The state and its taxpayers have done all they were asked to do to preserve pensions, yet up to now the pension funds have not even managed to tread water.
Pensions sound complicated, but beneath it all there’s a fairly simple reason why government pensions are underfunded and why it keeps getting worse: the politicians, and the experts they rely on, keep guessing wrong.
Pensions depend on accurate predictions of costs. Government workers are promised benefits in the future. Those benefits have to be funded now. Pensions rely on financial experts, known as actuaries, with very specialized knowledge to project what benefits will need to be paid out, and how much money the pension funds will need to make those payments.
The record shows that Illinois government actuaries keep guessing wrong; and to make matters worse, they keep guessing low. They consistently underestimate how much money the pension funds need, which means the pensions are chronically underfunded.
This is why we recently released a new report calling for much greater transparency in pensions. In particular, we want to allow private actuaries to have access to the same demographic information that the state’s actuaries use to make their estimates. With private, independent actuaries looking over their shoulder, the mistakes that the state actuaries are making should be discovered and corrected. And then Illinois taxpayers will get a much better estimate of how much Illinois government pensions will cost them.
No matter how transparent things get, however, defined benefit pensions will always be unworkable. Employers in the private sector have been moving away from them for decades. The temptation for politicians to sweeten the pension pot to buy support from government workers and unions is too strong.

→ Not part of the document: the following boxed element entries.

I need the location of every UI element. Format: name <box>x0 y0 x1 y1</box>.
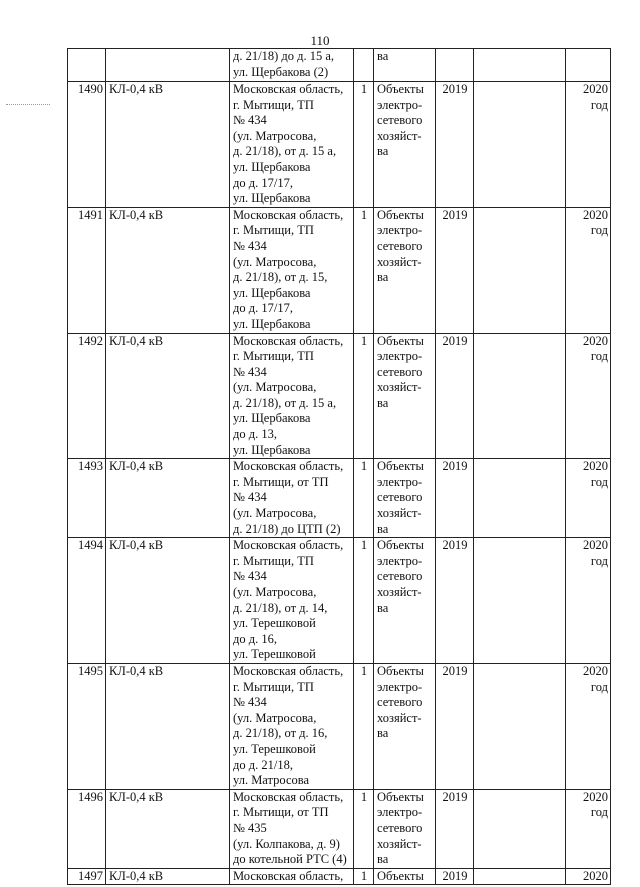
cell-name <box>106 49 230 82</box>
cell-purpose: Объекты электро- сетевого хозяйст- ва <box>374 333 436 459</box>
cell-year: 2019 <box>436 663 474 789</box>
registry-table <box>67 48 611 885</box>
table-row <box>68 82 611 208</box>
table-row <box>68 459 611 538</box>
cell-purpose: Объекты электро- сетевого хозяйст- ва <box>374 789 436 868</box>
cell-number: 1492 <box>68 333 106 459</box>
cell-empty <box>474 49 566 82</box>
cell-quantity: 1 <box>354 333 374 459</box>
cell-year: 2019 <box>436 538 474 664</box>
cell-number: 1494 <box>68 538 106 664</box>
cell-number: 1497 <box>68 868 106 885</box>
cell-name: КЛ-0,4 кВ <box>106 333 230 459</box>
cell-address: Московская область, г. Мытищи, ТП № 434 (ул. Матросова, д. 21/18), от д. 15, ул. Щербакова до д. 17/17, ул. Щербакова <box>230 207 354 333</box>
cell-empty <box>474 82 566 208</box>
cell-address: Московская область, г. Мытищи, ТП № 434 (ул. Матросова, д. 21/18), от д. 15 а, ул. Щербакова до д. 13, ул. Щербакова <box>230 333 354 459</box>
cell-number <box>68 49 106 82</box>
cell-address: Московская область, г. Мытищи, ТП № 434 (ул. Матросова, д. 21/18), от д. 14, ул. Терешковой до д. 16, ул. Терешковой <box>230 538 354 664</box>
cell-empty <box>474 868 566 885</box>
cell-empty <box>474 538 566 664</box>
cell-quantity: 1 <box>354 82 374 208</box>
cell-end-year: 2020 <box>566 868 611 885</box>
cell-address: д. 21/18) до д. 15 а, ул. Щербакова (2) <box>230 49 354 82</box>
cell-quantity <box>354 49 374 82</box>
cell-end-year: 2020 год <box>566 459 611 538</box>
cell-name: КЛ-0,4 кВ <box>106 868 230 885</box>
cell-empty <box>474 333 566 459</box>
cell-quantity: 1 <box>354 538 374 664</box>
cell-purpose: Объекты электро- сетевого хозяйст- ва <box>374 538 436 664</box>
cell-empty <box>474 459 566 538</box>
cell-year <box>436 49 474 82</box>
cell-purpose: ва <box>374 49 436 82</box>
cell-year: 2019 <box>436 82 474 208</box>
cell-end-year: 2020 год <box>566 789 611 868</box>
cell-purpose: Объекты электро- сетевого хозяйст- ва <box>374 82 436 208</box>
cell-name: КЛ-0,4 кВ <box>106 459 230 538</box>
table-row <box>68 207 611 333</box>
cell-quantity: 1 <box>354 663 374 789</box>
cell-name: КЛ-0,4 кВ <box>106 538 230 664</box>
cell-purpose: Объекты <box>374 868 436 885</box>
cell-address: Московская область, г. Мытищи, от ТП № 435 (ул. Колпакова, д. 9) до котельной РТС (4) <box>230 789 354 868</box>
cell-purpose: Объекты электро- сетевого хозяйст- ва <box>374 207 436 333</box>
cell-year: 2019 <box>436 207 474 333</box>
cell-end-year: 2020 год <box>566 663 611 789</box>
table-row-continuation <box>68 49 611 82</box>
cell-address: Московская область, г. Мытищи, ТП № 434 (ул. Матросова, д. 21/18), от д. 15 а, ул. Щербакова до д. 17/17, ул. Щербакова <box>230 82 354 208</box>
cell-name: КЛ-0,4 кВ <box>106 82 230 208</box>
cell-quantity: 1 <box>354 207 374 333</box>
cell-number: 1491 <box>68 207 106 333</box>
cell-quantity: 1 <box>354 868 374 885</box>
cell-number: 1495 <box>68 663 106 789</box>
cell-quantity: 1 <box>354 459 374 538</box>
cell-end-year <box>566 49 611 82</box>
cell-empty <box>474 207 566 333</box>
cell-address: Московская область, <box>230 868 354 885</box>
cell-number: 1493 <box>68 459 106 538</box>
cell-purpose: Объекты электро- сетевого хозяйст- ва <box>374 459 436 538</box>
table-row <box>68 868 611 885</box>
table-row <box>68 789 611 868</box>
cell-name: КЛ-0,4 кВ <box>106 663 230 789</box>
cell-empty <box>474 663 566 789</box>
cell-number: 1490 <box>68 82 106 208</box>
cell-address: Московская область, г. Мытищи, ТП № 434 (ул. Матросова, д. 21/18), от д. 16, ул. Терешковой до д. 21/18, ул. Матросова <box>230 663 354 789</box>
table-row <box>68 333 611 459</box>
cell-end-year: 2020 год <box>566 538 611 664</box>
table-row <box>68 663 611 789</box>
table-body <box>68 49 611 885</box>
cell-end-year: 2020 год <box>566 82 611 208</box>
cell-empty <box>474 789 566 868</box>
page-number: 110 <box>310 33 330 48</box>
scan-artifact <box>6 104 50 106</box>
cell-name: КЛ-0,4 кВ <box>106 207 230 333</box>
cell-end-year: 2020 год <box>566 207 611 333</box>
cell-name: КЛ-0,4 кВ <box>106 789 230 868</box>
cell-year: 2019 <box>436 459 474 538</box>
cell-year: 2019 <box>436 789 474 868</box>
cell-number: 1496 <box>68 789 106 868</box>
table-row <box>68 538 611 664</box>
cell-address: Московская область, г. Мытищи, от ТП № 434 (ул. Матросова, д. 21/18) до ЦТП (2) <box>230 459 354 538</box>
cell-year: 2019 <box>436 333 474 459</box>
cell-year: 2019 <box>436 868 474 885</box>
cell-end-year: 2020 год <box>566 333 611 459</box>
cell-quantity: 1 <box>354 789 374 868</box>
cell-purpose: Объекты электро- сетевого хозяйст- ва <box>374 663 436 789</box>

And it is too easy for those same politicians to hide the true cost of pensions from the public.
State lawmakers need to do the right thing by workers and taxpayers, which means moving benefits for all future work to 401(k)-style retirements. But even if they take this step, it will still be important to implement transparency measures for the remaining pension benefits.
We have nothing to fear from pension transparency but the truth – knowing the true price tag for pensions sooner rather than later. Taxpayers, government union officials, politicians and government workers all stand to gain from a more transparent pension system.